O Rei sem Coroa
O salão de gala da Mansão Alencar, outrora o santuário da elite paulistana, agora cheirava a madeira velha e desespero. Sob os lustres de cristal, o silêncio não era de reverência, mas de uma curiosidade predatória. Arthur Valente caminhou pelo centro do salão, cada passo seu um compasso de uma marcha fúnebre para a dinastia Alencar. Ele não precisava de seguranças ou de títulos pomposos; o peso de sua presença, agora legitimada pelo controle das dívidas da casa, forçava os convidados a se afastarem como se ele fosse uma força da natureza.
Beatriz Alencar, a rainha dos leilões, estava encurralada perto da mesa de buffet. Seus dedos, antes firmes ao segurar o martelo do poder, agora tremiam ao redor de uma taça de cristal. Quando Arthur parou a dois metros dela, o ar tornou-se rarefeito.
— Você não deveria estar aqui, Arthur — sibilou ela, a voz falhando sob o olhar gélido dele. — A segurança foi instruída a remover qualquer intruso. Você é uma mancha neste evento.
Arthur não respondeu com agressão. Ele retirou do bolso interno do paletó uma pasta de couro desgastada, preservada com a reverência de quem carrega a história de uma linhagem. O papel que ele exibiu, selado com a marca oficial do cartório de registros históricos, brilhou sob a luz dos refletores como uma sentença definitiva.
— A estatura social é uma ilusão, Beatriz. O que importa é a escritura — disse ele. O burburinho cessou. Ao abrir a pasta, a verdade sobre a fundação daquela casa foi exposta: a mansão não pertencia aos Alencar; era um espólio usurpado da família Valente. A humilhação de Beatriz, antes um jogo de salão, tornou-se uma desapropriação pública. Ela viu, horrorizada, o selo de autenticidade que invalidava décadas de sua fachada.

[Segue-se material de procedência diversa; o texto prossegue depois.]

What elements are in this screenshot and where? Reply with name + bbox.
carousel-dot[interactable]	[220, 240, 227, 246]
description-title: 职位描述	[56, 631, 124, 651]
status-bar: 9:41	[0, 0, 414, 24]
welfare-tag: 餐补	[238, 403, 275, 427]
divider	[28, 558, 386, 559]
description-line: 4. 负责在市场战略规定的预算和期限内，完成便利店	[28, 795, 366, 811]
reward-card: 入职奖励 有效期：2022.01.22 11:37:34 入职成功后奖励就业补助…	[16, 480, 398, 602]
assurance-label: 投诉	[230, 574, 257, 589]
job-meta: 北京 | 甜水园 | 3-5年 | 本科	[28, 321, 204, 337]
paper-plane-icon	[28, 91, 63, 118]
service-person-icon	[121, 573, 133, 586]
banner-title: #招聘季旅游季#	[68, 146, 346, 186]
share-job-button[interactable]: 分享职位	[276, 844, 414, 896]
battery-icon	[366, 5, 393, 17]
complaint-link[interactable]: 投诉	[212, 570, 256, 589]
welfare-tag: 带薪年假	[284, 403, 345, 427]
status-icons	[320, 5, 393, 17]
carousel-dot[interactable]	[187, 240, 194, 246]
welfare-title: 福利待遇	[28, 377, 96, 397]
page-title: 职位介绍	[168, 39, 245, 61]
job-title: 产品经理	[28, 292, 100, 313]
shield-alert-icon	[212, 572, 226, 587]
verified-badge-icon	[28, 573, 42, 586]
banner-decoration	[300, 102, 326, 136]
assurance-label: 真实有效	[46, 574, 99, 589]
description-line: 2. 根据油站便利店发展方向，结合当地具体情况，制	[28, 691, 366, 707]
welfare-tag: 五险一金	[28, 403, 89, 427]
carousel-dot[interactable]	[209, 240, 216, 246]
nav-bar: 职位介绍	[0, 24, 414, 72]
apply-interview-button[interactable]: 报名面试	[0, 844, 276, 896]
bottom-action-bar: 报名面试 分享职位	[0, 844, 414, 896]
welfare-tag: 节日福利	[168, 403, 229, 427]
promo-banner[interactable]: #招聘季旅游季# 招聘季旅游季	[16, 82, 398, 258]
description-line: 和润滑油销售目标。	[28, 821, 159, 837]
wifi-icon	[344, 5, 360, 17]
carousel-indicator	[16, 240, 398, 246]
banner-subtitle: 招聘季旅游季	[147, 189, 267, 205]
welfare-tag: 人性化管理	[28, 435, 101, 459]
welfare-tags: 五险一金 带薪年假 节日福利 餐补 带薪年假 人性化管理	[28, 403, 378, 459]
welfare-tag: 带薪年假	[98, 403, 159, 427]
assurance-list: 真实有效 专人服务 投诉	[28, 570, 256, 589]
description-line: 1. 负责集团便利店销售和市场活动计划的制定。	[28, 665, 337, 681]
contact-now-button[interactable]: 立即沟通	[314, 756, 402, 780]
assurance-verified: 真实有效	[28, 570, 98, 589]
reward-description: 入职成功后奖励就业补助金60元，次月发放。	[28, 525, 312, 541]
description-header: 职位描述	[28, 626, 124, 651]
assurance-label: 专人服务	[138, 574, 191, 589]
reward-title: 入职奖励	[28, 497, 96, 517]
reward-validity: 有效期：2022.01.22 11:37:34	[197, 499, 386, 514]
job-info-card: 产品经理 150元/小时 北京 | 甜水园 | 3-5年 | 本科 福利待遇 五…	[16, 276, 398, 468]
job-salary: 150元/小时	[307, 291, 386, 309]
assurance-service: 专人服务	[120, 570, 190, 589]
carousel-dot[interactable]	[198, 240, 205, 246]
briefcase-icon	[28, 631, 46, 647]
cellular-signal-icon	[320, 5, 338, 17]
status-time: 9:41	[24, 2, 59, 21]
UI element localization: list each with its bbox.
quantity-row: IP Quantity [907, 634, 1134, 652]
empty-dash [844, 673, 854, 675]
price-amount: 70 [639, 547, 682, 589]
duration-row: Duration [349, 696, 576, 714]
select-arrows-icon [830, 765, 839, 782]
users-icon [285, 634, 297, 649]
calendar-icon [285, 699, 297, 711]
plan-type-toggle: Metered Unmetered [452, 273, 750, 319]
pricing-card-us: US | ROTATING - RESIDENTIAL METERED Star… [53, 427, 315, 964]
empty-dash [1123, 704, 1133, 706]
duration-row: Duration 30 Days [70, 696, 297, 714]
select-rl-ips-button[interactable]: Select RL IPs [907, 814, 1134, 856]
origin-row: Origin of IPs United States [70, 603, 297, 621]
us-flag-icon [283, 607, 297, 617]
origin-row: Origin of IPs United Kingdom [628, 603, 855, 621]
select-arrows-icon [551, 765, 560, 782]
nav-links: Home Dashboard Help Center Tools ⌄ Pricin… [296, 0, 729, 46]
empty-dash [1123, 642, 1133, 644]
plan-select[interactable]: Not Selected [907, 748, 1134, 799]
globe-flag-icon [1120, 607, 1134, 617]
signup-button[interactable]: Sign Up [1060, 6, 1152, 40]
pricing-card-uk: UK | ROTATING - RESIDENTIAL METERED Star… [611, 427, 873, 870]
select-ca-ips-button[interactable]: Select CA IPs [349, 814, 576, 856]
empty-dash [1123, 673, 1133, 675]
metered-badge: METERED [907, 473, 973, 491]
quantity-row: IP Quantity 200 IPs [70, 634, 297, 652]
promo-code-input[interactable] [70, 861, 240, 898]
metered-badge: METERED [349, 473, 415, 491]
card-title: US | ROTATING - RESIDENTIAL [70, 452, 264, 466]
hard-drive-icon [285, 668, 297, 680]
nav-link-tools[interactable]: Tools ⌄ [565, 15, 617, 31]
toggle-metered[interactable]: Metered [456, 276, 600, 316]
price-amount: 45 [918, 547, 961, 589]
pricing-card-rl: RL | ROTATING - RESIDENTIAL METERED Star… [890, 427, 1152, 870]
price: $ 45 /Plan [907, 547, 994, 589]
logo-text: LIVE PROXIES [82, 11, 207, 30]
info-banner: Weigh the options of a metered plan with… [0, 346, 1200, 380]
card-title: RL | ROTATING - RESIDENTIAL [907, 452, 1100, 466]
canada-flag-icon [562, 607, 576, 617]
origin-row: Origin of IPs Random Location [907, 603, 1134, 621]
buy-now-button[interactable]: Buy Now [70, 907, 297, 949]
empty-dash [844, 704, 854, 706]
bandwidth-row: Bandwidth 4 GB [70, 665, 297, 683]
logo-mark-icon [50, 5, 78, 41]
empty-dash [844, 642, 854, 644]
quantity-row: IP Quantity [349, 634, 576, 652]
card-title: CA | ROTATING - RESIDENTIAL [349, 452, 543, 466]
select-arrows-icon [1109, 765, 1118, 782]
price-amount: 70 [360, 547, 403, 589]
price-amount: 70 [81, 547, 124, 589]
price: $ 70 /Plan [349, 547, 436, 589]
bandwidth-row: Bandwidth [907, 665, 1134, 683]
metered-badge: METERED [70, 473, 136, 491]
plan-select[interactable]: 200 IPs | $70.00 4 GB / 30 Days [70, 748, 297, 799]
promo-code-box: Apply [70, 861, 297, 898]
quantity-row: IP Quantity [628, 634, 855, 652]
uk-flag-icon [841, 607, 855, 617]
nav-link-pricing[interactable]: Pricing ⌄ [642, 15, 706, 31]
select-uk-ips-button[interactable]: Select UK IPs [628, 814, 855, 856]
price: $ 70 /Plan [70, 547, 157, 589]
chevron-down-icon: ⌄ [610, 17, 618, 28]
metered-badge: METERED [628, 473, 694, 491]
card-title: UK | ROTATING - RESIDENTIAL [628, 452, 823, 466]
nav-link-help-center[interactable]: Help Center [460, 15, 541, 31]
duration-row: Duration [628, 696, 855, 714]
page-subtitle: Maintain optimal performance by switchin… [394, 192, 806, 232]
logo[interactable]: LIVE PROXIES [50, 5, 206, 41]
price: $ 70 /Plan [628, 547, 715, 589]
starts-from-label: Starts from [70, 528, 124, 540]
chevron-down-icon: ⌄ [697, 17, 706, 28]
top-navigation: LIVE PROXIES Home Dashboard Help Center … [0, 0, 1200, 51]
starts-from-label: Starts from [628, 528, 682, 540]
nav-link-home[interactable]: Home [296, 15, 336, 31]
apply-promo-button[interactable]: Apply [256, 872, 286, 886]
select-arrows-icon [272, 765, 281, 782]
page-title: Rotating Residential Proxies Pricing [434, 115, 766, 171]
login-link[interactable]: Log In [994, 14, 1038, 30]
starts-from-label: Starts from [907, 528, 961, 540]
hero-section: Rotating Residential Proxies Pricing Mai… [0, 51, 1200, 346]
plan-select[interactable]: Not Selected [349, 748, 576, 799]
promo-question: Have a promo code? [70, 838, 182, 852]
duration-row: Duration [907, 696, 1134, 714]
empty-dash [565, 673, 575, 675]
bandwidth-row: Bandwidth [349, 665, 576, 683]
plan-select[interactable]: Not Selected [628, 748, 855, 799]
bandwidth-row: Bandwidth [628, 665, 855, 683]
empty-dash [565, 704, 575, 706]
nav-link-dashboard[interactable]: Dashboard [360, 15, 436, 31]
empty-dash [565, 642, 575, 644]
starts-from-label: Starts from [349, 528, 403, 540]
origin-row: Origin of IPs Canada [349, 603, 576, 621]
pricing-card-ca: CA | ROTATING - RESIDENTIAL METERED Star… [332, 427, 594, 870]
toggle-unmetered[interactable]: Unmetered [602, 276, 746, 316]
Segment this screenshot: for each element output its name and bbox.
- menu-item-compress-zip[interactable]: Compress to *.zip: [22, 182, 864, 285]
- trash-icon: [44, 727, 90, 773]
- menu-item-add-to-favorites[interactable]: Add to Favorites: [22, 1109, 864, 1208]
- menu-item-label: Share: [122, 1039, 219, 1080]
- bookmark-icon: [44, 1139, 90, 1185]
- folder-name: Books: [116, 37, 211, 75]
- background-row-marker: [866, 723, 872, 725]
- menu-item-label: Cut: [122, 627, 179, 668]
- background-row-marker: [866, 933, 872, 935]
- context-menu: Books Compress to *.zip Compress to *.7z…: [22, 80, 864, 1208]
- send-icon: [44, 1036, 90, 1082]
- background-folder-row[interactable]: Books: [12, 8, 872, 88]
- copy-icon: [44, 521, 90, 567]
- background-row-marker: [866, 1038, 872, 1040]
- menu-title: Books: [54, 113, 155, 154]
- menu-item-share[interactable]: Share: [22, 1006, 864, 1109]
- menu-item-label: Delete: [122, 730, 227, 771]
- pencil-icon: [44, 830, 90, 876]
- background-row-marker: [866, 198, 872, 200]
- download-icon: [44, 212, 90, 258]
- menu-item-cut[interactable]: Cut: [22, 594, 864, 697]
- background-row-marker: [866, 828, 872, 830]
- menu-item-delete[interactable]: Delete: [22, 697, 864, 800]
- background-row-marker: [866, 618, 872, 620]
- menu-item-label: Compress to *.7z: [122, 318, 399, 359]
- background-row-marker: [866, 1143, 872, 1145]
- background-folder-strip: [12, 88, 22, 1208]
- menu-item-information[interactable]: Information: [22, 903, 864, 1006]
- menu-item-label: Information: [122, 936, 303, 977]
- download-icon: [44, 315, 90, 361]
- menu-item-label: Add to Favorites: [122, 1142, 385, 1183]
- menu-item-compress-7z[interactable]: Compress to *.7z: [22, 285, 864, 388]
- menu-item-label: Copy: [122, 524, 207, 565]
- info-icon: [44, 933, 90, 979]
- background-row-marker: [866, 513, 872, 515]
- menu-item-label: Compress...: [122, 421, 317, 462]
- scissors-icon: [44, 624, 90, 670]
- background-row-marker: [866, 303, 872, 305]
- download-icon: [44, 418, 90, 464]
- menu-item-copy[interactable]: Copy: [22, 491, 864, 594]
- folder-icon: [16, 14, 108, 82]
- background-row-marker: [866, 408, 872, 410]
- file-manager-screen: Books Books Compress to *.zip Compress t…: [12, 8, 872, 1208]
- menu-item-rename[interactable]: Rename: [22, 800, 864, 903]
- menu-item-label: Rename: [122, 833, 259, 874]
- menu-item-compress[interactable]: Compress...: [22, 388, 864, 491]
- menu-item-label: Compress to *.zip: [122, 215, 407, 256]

Sem esperar, Arthur dirigiu-se ao escritório privado do patriarca Alencar. O ambiente, carregado com o cheiro de mogno polido e o medo palpável de um homem que via seu império ruir, era o cenário final de uma negociação impossível. O velho patriarca tentava, com mãos trêmulas, organizar papéis que não valiam mais que papel picado.
— Podemos negociar, Arthur — o velho sussurrou, a voz falhando. — Tenho ativos em outros estados, fundos secretos... eu posso te devolver o triplo do que você investiu nessa farsa.
Arthur não se sentou. Ele permaneceu de pé, imóvel como uma estátua de jade. — Dinheiro é a linguagem dos que não têm história, Alencar. Você construiu seu império sobre as fundações da casa do meu pai. Cada tijolo, cada metro quadrado, cada centavo que você lucrou com a exploração do meu nome agora tem um dono legítimo.
Ele depositou o selo da linhagem Valente sobre a mesa. O patriarca, vencido pela magnitude da prova, sentiu o peso do passado esmagar sua resistência. Ele não ajoelhou por fraqueza, mas por reconhecimento: o Rei Dragão havia retornado para cobrar o que lhe foi roubado.
O ato final desenrolou-se na sala de leilões privada. Beatriz, desesperada, tentava liquidar os últimos ativos imobiliários para cobrir as margens de garantia que Arthur estrangulava.
— Cinquenta milhões pelo complexo industrial da zona leste — anunciou ela, a voz trêmula.
— Nulo — a voz de Arthur cortou o ar, fria e precisa. Ele levantou a mão, não para dar um lance, mas para encerrar o leilão. — O patrimônio que você tenta leiloar não lhe pertence mais. Foi declarado ativo em garantia pela dívida que comprei. Cada tentativa sua de venda agora é um crime de fraude.
Beatriz viu o leiloeiro evitar seu olhar, confirmando que o controle de Arthur sobre as finanças da Casa Alencar era total. Arthur garantiu sua presença no leilão final pela joia familiar, sabendo que aquele objeto não era apenas uma pedra preciosa, mas a chave codificada para o cofre do conselho secreto. A queda da Casa Alencar era apenas o primeiro degrau; o verdadeiro trono ainda aguardava.